The fact that no one has voluntarily confessed to the deed has doubtlessly fostered an environment of intense suspicion. Each of the clerks (typically graduates of the finest Ivy League law schools, as Biskupic notes) now face the potentially intrusive prospect of having their phone activity scrutinized.
Biskupic spoke to multiple lawyers with knowledge of the internal inquiry’s parameters, which inadvertently confirms that the court continues to leak like a sieve.
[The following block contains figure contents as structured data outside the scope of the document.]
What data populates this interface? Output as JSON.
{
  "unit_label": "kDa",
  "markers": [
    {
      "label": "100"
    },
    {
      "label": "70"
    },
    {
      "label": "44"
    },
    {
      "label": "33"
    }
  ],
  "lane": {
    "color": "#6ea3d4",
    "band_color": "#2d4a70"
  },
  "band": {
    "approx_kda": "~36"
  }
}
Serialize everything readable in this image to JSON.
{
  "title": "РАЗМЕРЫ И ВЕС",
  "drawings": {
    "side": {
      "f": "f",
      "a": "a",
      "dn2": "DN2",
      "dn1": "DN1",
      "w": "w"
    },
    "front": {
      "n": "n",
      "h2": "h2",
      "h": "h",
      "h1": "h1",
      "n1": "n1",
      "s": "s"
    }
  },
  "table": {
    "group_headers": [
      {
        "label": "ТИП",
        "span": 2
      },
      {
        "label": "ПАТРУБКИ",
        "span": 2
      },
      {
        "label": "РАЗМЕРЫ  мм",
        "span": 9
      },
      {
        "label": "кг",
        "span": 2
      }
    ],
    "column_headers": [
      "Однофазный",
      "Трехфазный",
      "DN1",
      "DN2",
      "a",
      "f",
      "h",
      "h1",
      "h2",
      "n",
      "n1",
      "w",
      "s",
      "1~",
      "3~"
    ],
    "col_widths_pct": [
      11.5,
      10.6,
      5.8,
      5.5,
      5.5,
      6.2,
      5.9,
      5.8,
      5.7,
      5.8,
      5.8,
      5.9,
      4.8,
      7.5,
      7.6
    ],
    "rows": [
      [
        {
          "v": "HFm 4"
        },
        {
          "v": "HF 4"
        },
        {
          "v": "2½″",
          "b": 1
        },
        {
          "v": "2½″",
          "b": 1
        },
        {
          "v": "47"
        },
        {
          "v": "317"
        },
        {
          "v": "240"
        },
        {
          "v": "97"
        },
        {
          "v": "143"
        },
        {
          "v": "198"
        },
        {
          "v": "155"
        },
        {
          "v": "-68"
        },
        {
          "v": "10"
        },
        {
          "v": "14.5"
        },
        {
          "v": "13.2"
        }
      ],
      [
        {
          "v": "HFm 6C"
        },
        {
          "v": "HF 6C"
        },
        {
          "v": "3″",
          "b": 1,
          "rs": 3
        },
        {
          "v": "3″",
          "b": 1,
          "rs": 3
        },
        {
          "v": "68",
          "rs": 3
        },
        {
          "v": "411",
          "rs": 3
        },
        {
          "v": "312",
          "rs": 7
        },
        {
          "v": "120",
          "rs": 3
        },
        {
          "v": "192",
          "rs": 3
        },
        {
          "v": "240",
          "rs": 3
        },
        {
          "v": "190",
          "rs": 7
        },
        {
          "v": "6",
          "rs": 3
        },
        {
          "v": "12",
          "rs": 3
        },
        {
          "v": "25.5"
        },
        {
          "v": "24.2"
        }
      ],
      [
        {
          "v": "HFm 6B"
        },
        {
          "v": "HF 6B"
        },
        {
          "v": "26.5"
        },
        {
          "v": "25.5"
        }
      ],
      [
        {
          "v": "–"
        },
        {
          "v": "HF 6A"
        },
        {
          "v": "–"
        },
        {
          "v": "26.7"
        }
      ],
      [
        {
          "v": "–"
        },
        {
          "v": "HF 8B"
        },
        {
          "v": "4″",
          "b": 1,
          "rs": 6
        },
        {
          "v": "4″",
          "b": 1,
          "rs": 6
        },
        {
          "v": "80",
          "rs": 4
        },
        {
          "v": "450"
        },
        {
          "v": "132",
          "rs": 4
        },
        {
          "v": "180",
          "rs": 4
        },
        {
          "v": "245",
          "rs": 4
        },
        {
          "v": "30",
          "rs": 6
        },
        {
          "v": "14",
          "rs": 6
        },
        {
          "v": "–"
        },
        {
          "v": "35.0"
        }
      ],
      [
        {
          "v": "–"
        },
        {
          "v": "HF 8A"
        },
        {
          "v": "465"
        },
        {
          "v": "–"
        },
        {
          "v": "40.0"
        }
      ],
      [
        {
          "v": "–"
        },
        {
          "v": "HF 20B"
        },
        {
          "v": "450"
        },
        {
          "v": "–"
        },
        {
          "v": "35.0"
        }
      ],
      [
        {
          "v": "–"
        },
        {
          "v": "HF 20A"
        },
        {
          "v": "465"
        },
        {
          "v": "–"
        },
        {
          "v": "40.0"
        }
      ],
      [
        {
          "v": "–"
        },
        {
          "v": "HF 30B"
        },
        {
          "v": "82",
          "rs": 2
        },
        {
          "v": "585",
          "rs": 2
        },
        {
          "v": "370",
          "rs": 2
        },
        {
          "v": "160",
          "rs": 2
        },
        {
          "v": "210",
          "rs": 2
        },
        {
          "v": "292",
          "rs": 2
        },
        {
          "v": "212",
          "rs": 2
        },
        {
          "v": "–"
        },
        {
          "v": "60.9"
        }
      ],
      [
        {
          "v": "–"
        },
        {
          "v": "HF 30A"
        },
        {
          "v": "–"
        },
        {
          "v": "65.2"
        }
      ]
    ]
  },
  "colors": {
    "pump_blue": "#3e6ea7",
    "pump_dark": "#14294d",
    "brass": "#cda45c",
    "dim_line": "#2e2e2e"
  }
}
Those lawyers report that the clerks are (sensibly) concerned about such intrusion into their personal lives, and are seeking legal counsel to determine how best to handle the issue.
“That’s what similarly situated individuals would do in virtually any other government investigation,” said one appellate lawyer with experience in investigations and knowledge of the new demands on law clerks. “It would be hypocritical for the Supreme Court to prevent its own employees from taking advantage of that fundamental legal protection.”
The irony of the Supreme Court’s law clerks potentially litigating what are essentially privacy issues as a result of a leaked decision that itself overtly revokes the right to privacy is inescapable. The Supreme Court has already affirmed that warrantless smartphone searches violate the right to privacy (in fact, Roberts himself wrote that opinion, for a unanimous court). Any litigation about these issues will simply further highlight the fact that the government can’t intrude on your smartphone communications without a warrant based on “probable cause,” yet can intrude on and dictate one’s right to decide reproductive decisions.
As a practical matter, the process for such cases could conceivably take months, if not years, before the aggrieved clerks’ avenues of appeal were exhausted. The high court would almost certainly have to recuse itself from a case in which its own integrity was at issue. Meanwhile, the bare fact of who leaked the draft opinion would remain unknown to all but the culprit and the Politico team who broke the story, lost in the fog of appeals based on privacy concerns.
All in all, it sounds like a recipe for quite the hostile work environment at the Supreme Court.